Flower graffiti, Kreuzberg
So why does it look the way it does. I dare not suggest that there is sameness in the street art and graphic design of Berlin, but there does appear to me to be a shared playfulness and a willingness to experiment. “Because of its history Berlin is culturally dominated by underground ideas,” says Goering. “When the city was divided, ‘serious’ culture was very low key, but there were a lot of underground activities, and things like the Love Parade started as an underground event. It is the same with a lot of artists from Berlin. Jim Avignin started as a painter on illegal techno parties before he became famous.”
Chicks on Speed’s Logan attributes the playful nature of the work to the open nature city itself. “Berlin’s graphics are colorful and playful because it is done by funny people who had to escape the confines of ultra conservatism in Stuttgart or realist-crazed London or the police state New York has become.” Goering thinks that Berlin street art and graphics are so colorful playful “because the city is so ugly. But playfulness was always connected to the Berlin spirit. In the (1980s) Berlin was home of the movement ‘genius diletants’.”
Work by Tasso
In the end, I think street artist Tasso sums it up best. “My work in Berlin, I think and hope, brings my pictures close to a much larger public. Through that exposure, I hope to find a way into the galleries.”
Jeanne-Michele Vigna has a BA in English and a BFA in Environmental Design. She currently works as a designer for a product development firm in Baltimore, Md., and as a freelance illustrator.
Bryony and I were in Berlin in May of last year for FontShop's TypoBerlin and spent a full eight days there. I had no idea what to expect of the city and I was blown away by it.

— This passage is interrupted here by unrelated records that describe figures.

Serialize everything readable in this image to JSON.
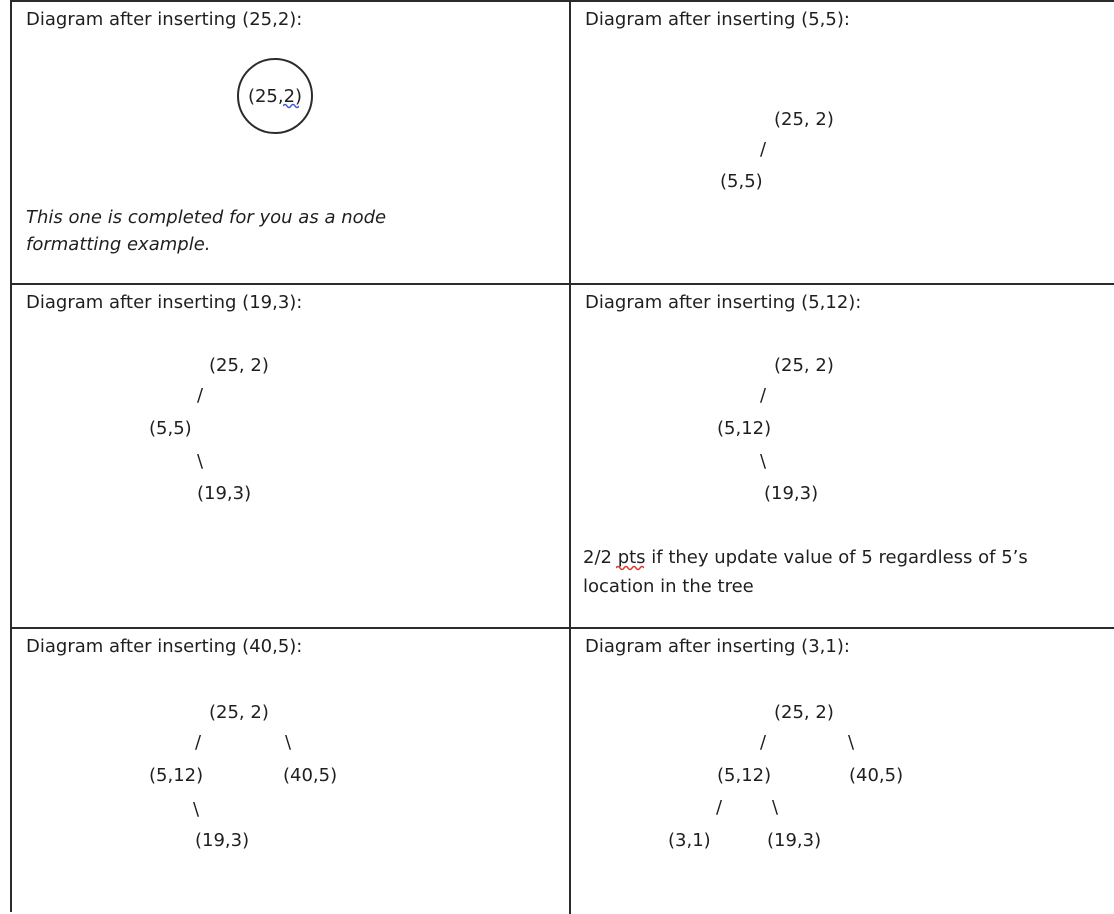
{
  "cells": [
    {
      "heading": "Diagram after inserting (25,2):",
      "root_node": "(25,2)",
      "note": "This one is completed for you as a node\nformatting example."
    },
    {
      "heading": "Diagram after inserting (5,5):",
      "nodes": {
        "root": "(25, 2)",
        "left": "(5,5)"
      },
      "edges": {
        "left": "/"
      }
    },
    {
      "heading": "Diagram after inserting (19,3):",
      "nodes": {
        "root": "(25, 2)",
        "left": "(5,5)",
        "left_right": "(19,3)"
      },
      "edges": {
        "left": "/",
        "left_right": "\\"
      }
    },
    {
      "heading": "Diagram after inserting (5,12):",
      "nodes": {
        "root": "(25, 2)",
        "left": "(5,12)",
        "left_right": "(19,3)"
      },
      "edges": {
        "left": "/",
        "left_right": "\\"
      },
      "note": "2/2 pts if they update value of 5 regardless of 5’s\nlocation in the tree"
    },
    {
      "heading": "Diagram after inserting (40,5):",
      "nodes": {
        "root": "(25, 2)",
        "left": "(5,12)",
        "right": "(40,5)",
        "left_right": "(19,3)"
      },
      "edges": {
        "left": "/",
        "right": "\\",
        "left_right": "\\"
      }
    },
    {
      "heading": "Diagram after inserting (3,1):",
      "nodes": {
        "root": "(25, 2)",
        "left": "(5,12)",
        "right": "(40,5)",
        "left_left": "(3,1)",
        "left_right": "(19,3)"
      },
      "edges": {
        "left": "/",
        "right": "\\",
        "left_left": "/",
        "left_right": "\\"
      }
    }
  ],
  "colors": {
    "border": "#2b2b2b",
    "text": "#1f1f1f",
    "spellcheck_blue": "#3b5bd6",
    "spellcheck_red": "#d33a2c"
  }
}
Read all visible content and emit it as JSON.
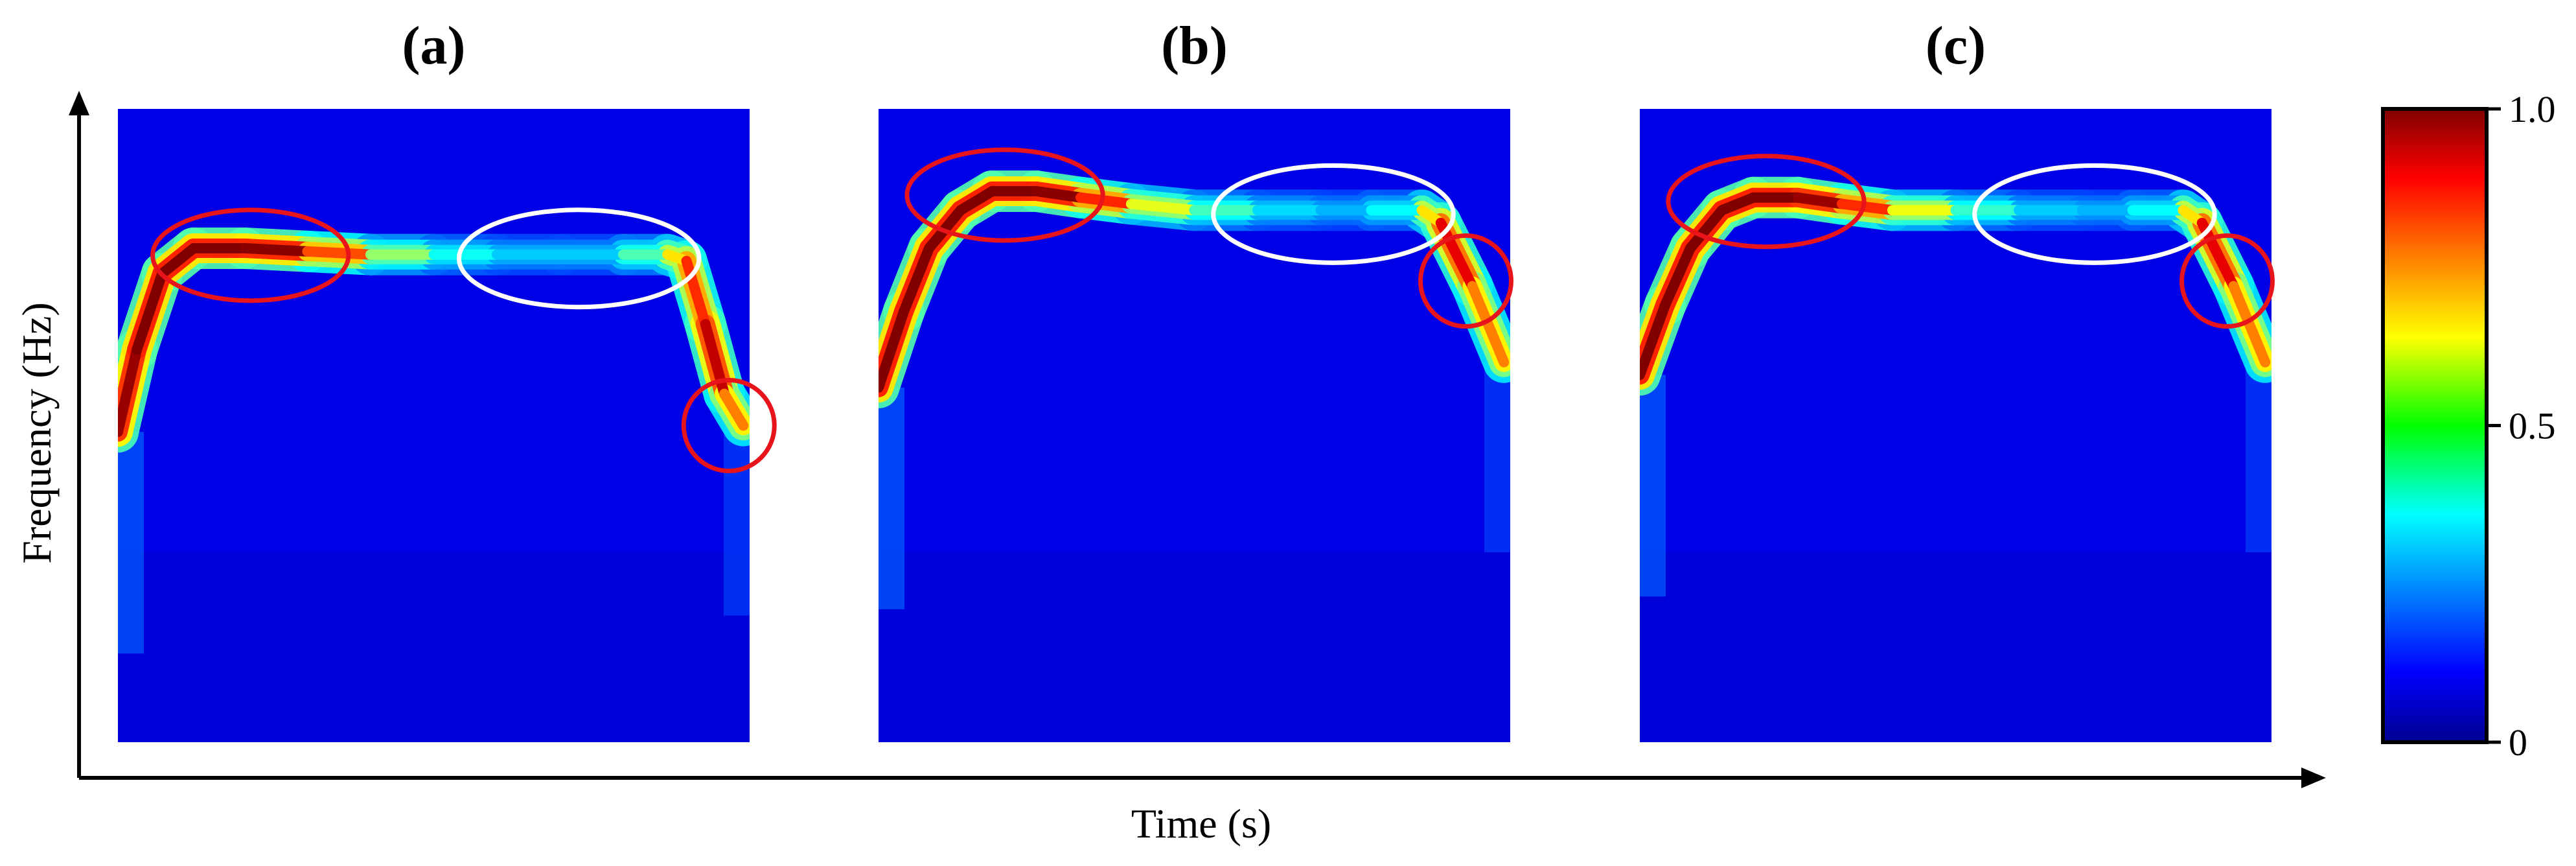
{
  "chart_data": {
    "type": "heatmap",
    "subplot_labels": [
      "(a)",
      "(b)",
      "(c)"
    ],
    "xlabel": "Time (s)",
    "ylabel": "Frequency (Hz)",
    "colorbar": {
      "colormap": "jet",
      "ticks": [
        {
          "value": 1.0,
          "label": "1.0"
        },
        {
          "value": 0.5,
          "label": "0.5"
        },
        {
          "value": 0,
          "label": "0"
        }
      ],
      "range": [
        0,
        1
      ]
    },
    "annotation_colors": {
      "highlight": "#e8141c",
      "reference": "#ffffff"
    },
    "panels": [
      {
        "label": "(a)",
        "ridge": {
          "t": [
            0.0,
            0.03,
            0.07,
            0.12,
            0.2,
            0.3,
            0.4,
            0.5,
            0.6,
            0.7,
            0.8,
            0.87,
            0.9,
            0.93,
            0.96,
            0.99
          ],
          "f": [
            0.49,
            0.62,
            0.74,
            0.78,
            0.78,
            0.775,
            0.77,
            0.77,
            0.77,
            0.77,
            0.77,
            0.77,
            0.76,
            0.66,
            0.55,
            0.5
          ],
          "amp": [
            0.95,
            1.0,
            1.0,
            1.0,
            1.0,
            0.98,
            0.62,
            0.42,
            0.35,
            0.3,
            0.35,
            0.55,
            0.75,
            0.92,
            0.95,
            0.55
          ]
        }
      },
      {
        "label": "(b)",
        "ridge": {
          "t": [
            0.0,
            0.04,
            0.08,
            0.13,
            0.18,
            0.25,
            0.32,
            0.4,
            0.5,
            0.6,
            0.7,
            0.78,
            0.86,
            0.89,
            0.94,
            0.99
          ],
          "f": [
            0.56,
            0.68,
            0.78,
            0.84,
            0.87,
            0.87,
            0.86,
            0.85,
            0.84,
            0.84,
            0.84,
            0.84,
            0.84,
            0.82,
            0.72,
            0.6
          ],
          "amp": [
            1.0,
            1.0,
            1.0,
            1.0,
            1.0,
            1.0,
            0.98,
            0.7,
            0.5,
            0.38,
            0.3,
            0.3,
            0.45,
            0.85,
            0.95,
            0.55
          ]
        }
      },
      {
        "label": "(c)",
        "ridge": {
          "t": [
            0.0,
            0.04,
            0.08,
            0.13,
            0.18,
            0.25,
            0.32,
            0.4,
            0.5,
            0.6,
            0.7,
            0.78,
            0.86,
            0.89,
            0.94,
            0.99
          ],
          "f": [
            0.58,
            0.69,
            0.78,
            0.84,
            0.86,
            0.86,
            0.85,
            0.84,
            0.84,
            0.84,
            0.84,
            0.84,
            0.84,
            0.82,
            0.72,
            0.6
          ],
          "amp": [
            1.0,
            1.0,
            1.0,
            1.0,
            1.0,
            1.0,
            0.95,
            0.72,
            0.5,
            0.35,
            0.3,
            0.3,
            0.45,
            0.85,
            0.95,
            0.55
          ]
        }
      }
    ]
  }
}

The city itself has a character unlike any other I have seen. It is mellow as well as energetic and, at times, a more genuine and "original" version of what New York was, is and wants to be. The combination of cobble stone streets, über-modern architecture, tree-infused plazas, hidden courtyards, abundance of museums, and the dichotomy of east meets west creates a fantastic experience and I am not surprised that the art and design scene flourishes in such a way.

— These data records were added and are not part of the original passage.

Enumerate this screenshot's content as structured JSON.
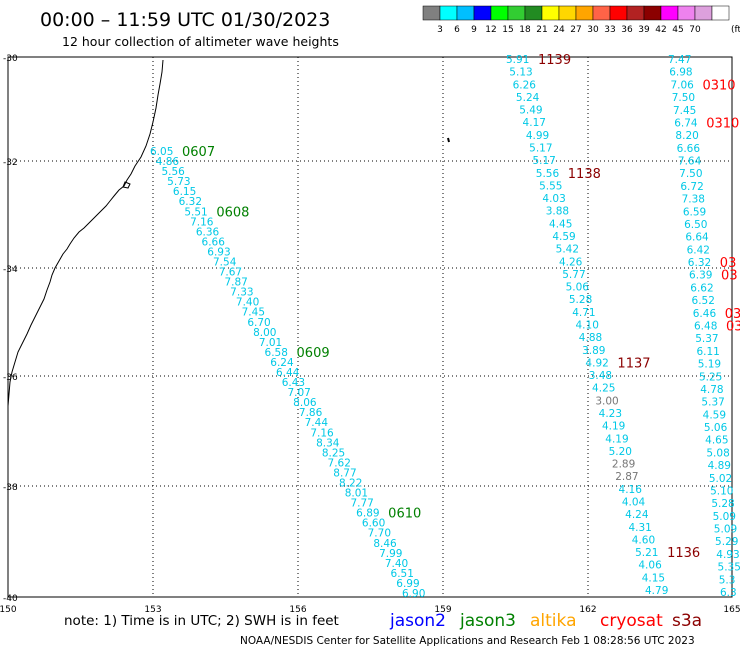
{
  "title": "00:00 – 11:59 UTC 01/30/2023",
  "subtitle": "12 hour collection of altimeter wave heights",
  "legend": {
    "unit": "(ft)",
    "colors": [
      "#808080",
      "#00ffff",
      "#00bfff",
      "#0000ff",
      "#00ff00",
      "#32cd32",
      "#228b22",
      "#ffff00",
      "#ffd700",
      "#ffa500",
      "#ff6347",
      "#ff0000",
      "#b22222",
      "#8b0000",
      "#ff00ff",
      "#ee82ee",
      "#dda0dd",
      "#ffffff"
    ],
    "labels": [
      "3",
      "6",
      "9",
      "12",
      "15",
      "18",
      "21",
      "24",
      "27",
      "30",
      "33",
      "36",
      "39",
      "42",
      "45",
      "70"
    ]
  },
  "axes": {
    "lat_labels": [
      "-30",
      "-32",
      "-34",
      "-36",
      "-38",
      "-40"
    ],
    "lon_labels": [
      "150",
      "153",
      "156",
      "159",
      "162",
      "165"
    ]
  },
  "note": "note:  1) Time is in UTC; 2) SWH is in feet",
  "satellites": [
    {
      "name": "jason2",
      "color": "#0000ff"
    },
    {
      "name": "jason3",
      "color": "#008000"
    },
    {
      "name": "altika",
      "color": "#ffa500"
    },
    {
      "name": "cryosat",
      "color": "#ff0000"
    },
    {
      "name": "s3a",
      "color": "#8b0000"
    }
  ],
  "footer": "NOAA/NESDIS Center for Satellite Applications and Research   Feb  1 08:28:56 UTC 2023",
  "tracks": [
    {
      "id": "jason3-pass",
      "color": "#00bfff",
      "labelColor": "#008000",
      "values": [
        "6.05",
        "4.86",
        "5.56",
        "5.73",
        "6.15",
        "6.32",
        "5.51",
        "7.16",
        "6.36",
        "6.66",
        "6.93",
        "7.54",
        "7.67",
        "7.87",
        "7.33",
        "7.40",
        "7.45",
        "6.70",
        "8.00",
        "7.01",
        "6.58",
        "6.24",
        "6.44",
        "6.43",
        "7.07",
        "8.06",
        "7.86",
        "7.44",
        "7.16",
        "8.34",
        "8.25",
        "7.62",
        "8.77",
        "8.22",
        "8.01",
        "7.77",
        "6.89",
        "6.60",
        "7.70",
        "8.46",
        "7.99",
        "7.40",
        "6.51",
        "6.99",
        "6.90"
      ],
      "times": [
        {
          "idx": 0,
          "text": "0607"
        },
        {
          "idx": 6,
          "text": "0608"
        },
        {
          "idx": 20,
          "text": "0609"
        },
        {
          "idx": 36,
          "text": "0610"
        }
      ]
    },
    {
      "id": "s3a-pass",
      "color": "#00bfff",
      "labelColor": "#8b0000",
      "values": [
        "5.91",
        "5.13",
        "6.26",
        "5.24",
        "5.49",
        "4.17",
        "4.99",
        "5.17",
        "5.17",
        "5.56",
        "5.55",
        "4.03",
        "3.88",
        "4.45",
        "4.59",
        "5.42",
        "4.26",
        "5.77",
        "5.06",
        "5.28",
        "4.71",
        "4.10",
        "4.88",
        "3.89",
        "4.92",
        "3.48",
        "4.25",
        "3.00",
        "4.23",
        "4.19",
        "4.19",
        "5.20",
        "2.89",
        "2.87",
        "4.16",
        "4.04",
        "4.24",
        "4.31",
        "4.60",
        "5.21",
        "4.06",
        "4.15",
        "4.79"
      ],
      "grey": [
        27,
        32,
        33
      ],
      "times": [
        {
          "idx": 0,
          "text": "1139"
        },
        {
          "idx": 9,
          "text": "1138"
        },
        {
          "idx": 24,
          "text": "1137"
        },
        {
          "idx": 39,
          "text": "1136"
        }
      ]
    },
    {
      "id": "east-pass",
      "color": "#00bfff",
      "labelColor": "#ff0000",
      "values": [
        "7.47",
        "6.98",
        "7.06",
        "7.50",
        "7.45",
        "6.74",
        "8.20",
        "6.66",
        "7.64",
        "7.50",
        "6.72",
        "7.38",
        "6.59",
        "6.50",
        "6.64",
        "6.42",
        "6.32",
        "6.39",
        "6.62",
        "6.52",
        "6.46",
        "6.48",
        "5.37",
        "6.11",
        "5.19",
        "5.25",
        "4.78",
        "5.37",
        "4.59",
        "5.06",
        "4.65",
        "5.08",
        "4.89",
        "5.02",
        "5.10",
        "5.28",
        "5.09",
        "5.09",
        "5.29",
        "4.93",
        "5.35",
        "5.3",
        "6.3"
      ],
      "times": [
        {
          "idx": 2,
          "text": "0310"
        },
        {
          "idx": 5,
          "text": "0310"
        },
        {
          "idx": 16,
          "text": "03"
        },
        {
          "idx": 17,
          "text": "03"
        },
        {
          "idx": 20,
          "text": "03"
        },
        {
          "idx": 21,
          "text": "03"
        }
      ]
    }
  ]
}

The street art throughout the city is, as Jeanne-Michele states, serious business. There were some amazing things sprayed and painted everywhere. We were in Italy last month and the grafitti there is more like a cat taking a piss to mark its territory, whereas graffiti in Berlin feels much more personal and has a voice.
For anyone that has the opportunity, I can't recommend a visit to this city enough. Just wait until the world cup ends, though.